Tsibliyev and Serebrov agreed “reluctantly” to this extension of their mission, and Soyuz TM-18 was postponed from 16 November 1993 until 8 January 1994. Several days later, after welcoming the new arrivals, the time came for Tsibliyev and Serebrov to return to Earth. They undocked from Mir without incident on 14 January, and Tsibliyev commenced his assignment of a short inspection flight around the station, prior to departing. This task required the commander to assume manual control, withdraw to a distance of 150 feet (45 meters), then steer his spacecraft to within 50 feet (15 meters) of Kristall to photograph the APAS-89 system for NASA. Nine minutes after undocking, Tsibliyev radioed his first complaint that something was amiss. The controls handled “sluggishly,” and Serebrov voiced concern that they were drawing dangerously close to Mir’s solar arrays.

“For some reason,” wrote Bryan Burrough in Dragonfly, “his thruster control button momentarily froze. Unable to control the ship, Tsibliyev watched in amazement as it floated slowly toward the station.” Aboard Mir, Afanasyev urgently instructed Usachev and Polyakov to prepare their vehicle, Soyuz TM-18, for an evacuation, certain that a collision was about to occur. The loss of control occurred at a distance of about 100 feet (30 meters), and at 7:47 a.m. Moscow Time Soyuz TM-17 hit Mir, not once, but twice, with a two-second gap between each impact. The collision was very slight, and almost imperceptible for the cosmonauts, as Soyuz TM-17 quickly rebounded away.

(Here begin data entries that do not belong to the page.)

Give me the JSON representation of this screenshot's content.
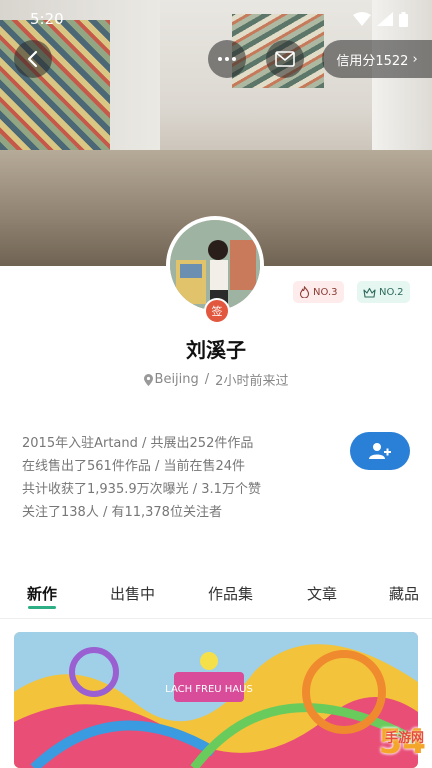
{
  "status_bar": {
    "time": "5:20"
  },
  "header": {
    "credit_label": "信用分1522",
    "credit_arrow": "›"
  },
  "profile": {
    "name": "刘溪子",
    "badge": "签",
    "location": "Beijing",
    "separator": "/",
    "last_seen": "2小时前来过",
    "rank_heat": "NO.3",
    "rank_gift": "NO.2"
  },
  "stats": {
    "line1": "2015年入驻Artand / 共展出252件作品",
    "line2": "在线售出了561件作品 / 当前在售24件",
    "line3": "共计收获了1,935.9万次曝光 / 3.1万个赞",
    "line4": "关注了138人 / 有11,378位关注者"
  },
  "tabs": [
    {
      "label": "新作",
      "active": true
    },
    {
      "label": "出售中",
      "active": false
    },
    {
      "label": "作品集",
      "active": false
    },
    {
      "label": "文章",
      "active": false
    },
    {
      "label": "藏品",
      "active": false
    }
  ],
  "artwork": {
    "sign_text": "LACH FREU HAUS"
  },
  "watermark": {
    "main": "54",
    "sub": "手游网"
  },
  "colors": {
    "accent": "#2eae84",
    "follow_button": "#2a7fd6",
    "badge": "#e2583e"
  },
  "icons": [
    "back-icon",
    "more-icon",
    "mail-icon",
    "location-pin-icon",
    "add-user-icon",
    "flame-icon",
    "crown-icon",
    "wifi-icon",
    "signal-icon",
    "battery-icon"
  ]
}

Aboard the station, Afanasyev, Usachev, and Polyakov also felt nothing, but Mir’s attitude-control system registered the angular velocity and automatically switched to free-flying mode. Immediately after the impact, radio communications with ground controllers were lost for a period of about 10 minutes. These were only fully restored, after a period of spotty comm, at 8:02 a.m. Subsequent discussions revealed no damage to either craft, and Soyuz TM-17 began its descent to Earth at 10:15 a.m. Moscow Time. An hour later, the descent module hit the steppe of Kazakhstan, and Tsibliyev and Serebrov were safely home after 197 days in space. Chalking up 372 days in space at the end of his fourth mission, Serebrov had spent almost 32 hours outside Mir on 10 spacewalks. He resigned from the cosmonaut corps in mid-1995. Serebrov was married, with one child, and to his family and friends AmericaSpace extends its sincere condolences.